Variants include sponsored and unsponsored instruments with distinctions used by issuers such as Tata Group, Hyundai Motor Company, Petrobras, Tencent Holdings and banks like Credit Suisse, UBS. GDRs coexist with American Depositary Receipt and regional forms such as European Depositary Receipt; subtypes reflect trading venues like Swiss Exchange or Madrid Stock Exchange and custody jurisdictions like Luxembourg Stock Exchange or Bermuda. Issuance can be primary or secondary with mechanics comparable to convertible bond structures and programs executed with bookrunners such as Goldman Sachs, Morgan Stanley, UBS Investment Bank.
Regulation spans securities laws and listing rules administered by bodies such as Securities and Exchange Commission, Financial Conduct Authority, European Securities and Markets Authority, Financial Services Agency (Japan), Reserve Bank of India. Compliance requires disclosure aligning with regimes like Sarbanes–Oxley Act, Dodd–Frank Act, Markets in Financial Instruments Directive, and treaty frameworks involving Bilateral Investment Treaties or cross‑border tax conventions between United Kingdom and United States, India and Luxembourg. Legal opinions often reference precedents from courts such as the Supreme Court of the United Kingdom, United States Court of Appeals and arbitration forums including International Centre for Settlement of Investment Disputes.

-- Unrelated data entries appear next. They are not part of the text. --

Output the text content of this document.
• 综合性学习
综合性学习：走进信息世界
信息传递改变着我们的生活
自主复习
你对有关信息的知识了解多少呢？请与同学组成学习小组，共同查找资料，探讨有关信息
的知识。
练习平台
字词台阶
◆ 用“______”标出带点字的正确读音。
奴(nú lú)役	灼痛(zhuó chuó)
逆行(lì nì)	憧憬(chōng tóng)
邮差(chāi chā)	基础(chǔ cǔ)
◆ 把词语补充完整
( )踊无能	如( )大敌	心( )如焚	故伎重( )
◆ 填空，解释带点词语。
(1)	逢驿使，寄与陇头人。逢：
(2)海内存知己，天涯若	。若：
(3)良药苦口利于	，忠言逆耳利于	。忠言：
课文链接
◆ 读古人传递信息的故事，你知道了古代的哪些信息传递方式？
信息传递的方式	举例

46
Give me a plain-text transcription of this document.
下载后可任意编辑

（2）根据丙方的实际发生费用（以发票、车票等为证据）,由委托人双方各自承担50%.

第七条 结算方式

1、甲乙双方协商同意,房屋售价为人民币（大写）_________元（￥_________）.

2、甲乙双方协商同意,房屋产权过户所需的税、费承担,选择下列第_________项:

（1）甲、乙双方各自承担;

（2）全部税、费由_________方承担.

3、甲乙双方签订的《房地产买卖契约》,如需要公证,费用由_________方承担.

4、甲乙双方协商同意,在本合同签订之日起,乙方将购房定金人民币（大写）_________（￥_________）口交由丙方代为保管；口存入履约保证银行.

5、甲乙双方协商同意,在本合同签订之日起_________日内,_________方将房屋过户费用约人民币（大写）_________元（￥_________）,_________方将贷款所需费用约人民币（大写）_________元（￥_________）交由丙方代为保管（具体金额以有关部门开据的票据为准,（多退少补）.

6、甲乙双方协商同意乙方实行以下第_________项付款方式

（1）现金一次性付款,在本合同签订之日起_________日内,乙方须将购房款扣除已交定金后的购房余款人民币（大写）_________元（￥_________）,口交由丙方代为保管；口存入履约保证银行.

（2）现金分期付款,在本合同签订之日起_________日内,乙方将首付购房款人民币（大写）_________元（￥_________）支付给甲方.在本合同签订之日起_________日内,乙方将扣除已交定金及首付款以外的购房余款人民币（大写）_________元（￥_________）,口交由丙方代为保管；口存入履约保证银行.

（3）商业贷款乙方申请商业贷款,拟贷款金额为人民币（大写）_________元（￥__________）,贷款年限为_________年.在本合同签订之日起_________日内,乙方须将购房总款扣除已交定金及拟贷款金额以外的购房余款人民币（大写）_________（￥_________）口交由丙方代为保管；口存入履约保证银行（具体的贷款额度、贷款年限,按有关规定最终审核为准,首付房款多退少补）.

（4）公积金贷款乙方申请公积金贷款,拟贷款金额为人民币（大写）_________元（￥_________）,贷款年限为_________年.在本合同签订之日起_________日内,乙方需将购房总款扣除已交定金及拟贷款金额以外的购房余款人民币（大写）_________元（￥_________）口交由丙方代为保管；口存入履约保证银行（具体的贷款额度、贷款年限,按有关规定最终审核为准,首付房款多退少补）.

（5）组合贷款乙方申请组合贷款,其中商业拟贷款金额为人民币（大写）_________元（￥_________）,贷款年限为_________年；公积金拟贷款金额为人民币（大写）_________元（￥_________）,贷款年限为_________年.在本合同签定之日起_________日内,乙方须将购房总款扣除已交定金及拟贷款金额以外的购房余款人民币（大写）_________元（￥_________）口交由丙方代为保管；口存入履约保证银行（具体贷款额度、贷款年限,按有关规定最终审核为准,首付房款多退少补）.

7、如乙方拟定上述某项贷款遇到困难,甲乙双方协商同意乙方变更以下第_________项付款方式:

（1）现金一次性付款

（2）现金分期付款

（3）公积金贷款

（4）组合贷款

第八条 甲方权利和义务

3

Key participants include issuers like Royal Dutch Shell, Samsung Electronics, Reliance Industries; depositary banks such as The Bank of New York Mellon and Citibank; underwriters and bookrunners like Goldman Sachs and JPMorgan Chase; custodians such as State Street; and brokers including Interactive Brokers and Charles Schwab. The issuance process engages investment banks, legal counsel from firms like Allen & Overy, Linklaters, auditors such as PricewaterhouseCoopers, Deloitte, and rating agencies like Moody's Investors Service, Standard & Poor's, Fitch Ratings. Listings involve exchanges like London Stock Exchange, Luxembourg Stock Exchange, Frankfurt Stock Exchange and market makers such as Citadel Securities.
Advantages include expanded investor reach used by conglomerates such as Berkshire Hathaway, Siemens, greater liquidity via markets including NYSE Euronext, easier cross‑border fundraising alongside instruments like Eurobond and enhanced visibility with analysts at Goldman Sachs Research, Morgan Stanley Research. Risks encompass currency exposure managed by treasuries of HSBC, Barclays, counterparty risk tied to depositary banks, legal risk across jurisdictions exemplified by disputes in Delaware Court of Chancery or High Court of Justice (England and Wales), and market risk during events like the 2008 financial crisis or COVID‑19 pandemic that affected global trading.
The development of depositary receipt mechanisms traces to cross‑border finance milestones involving institutions such as J.P. Morgan, Brown Brothers Harriman, with market evolution marked by listings of companies like British Petroleum, Sony Corporation, Tata Steel on foreign venues. Regulatory milestones include actions by the Securities and Exchange Commission and directives from the European Commission that shaped practices after episodes such as the 1997 Asian financial crisis and the Global Financial Crisis (2007–2008). Notable issuances and restructurings involved corporations including Gazprom, Vale S.A., and landmark legal disputes in forums like International Court of Justice and national courts affecting cross‑border securities law.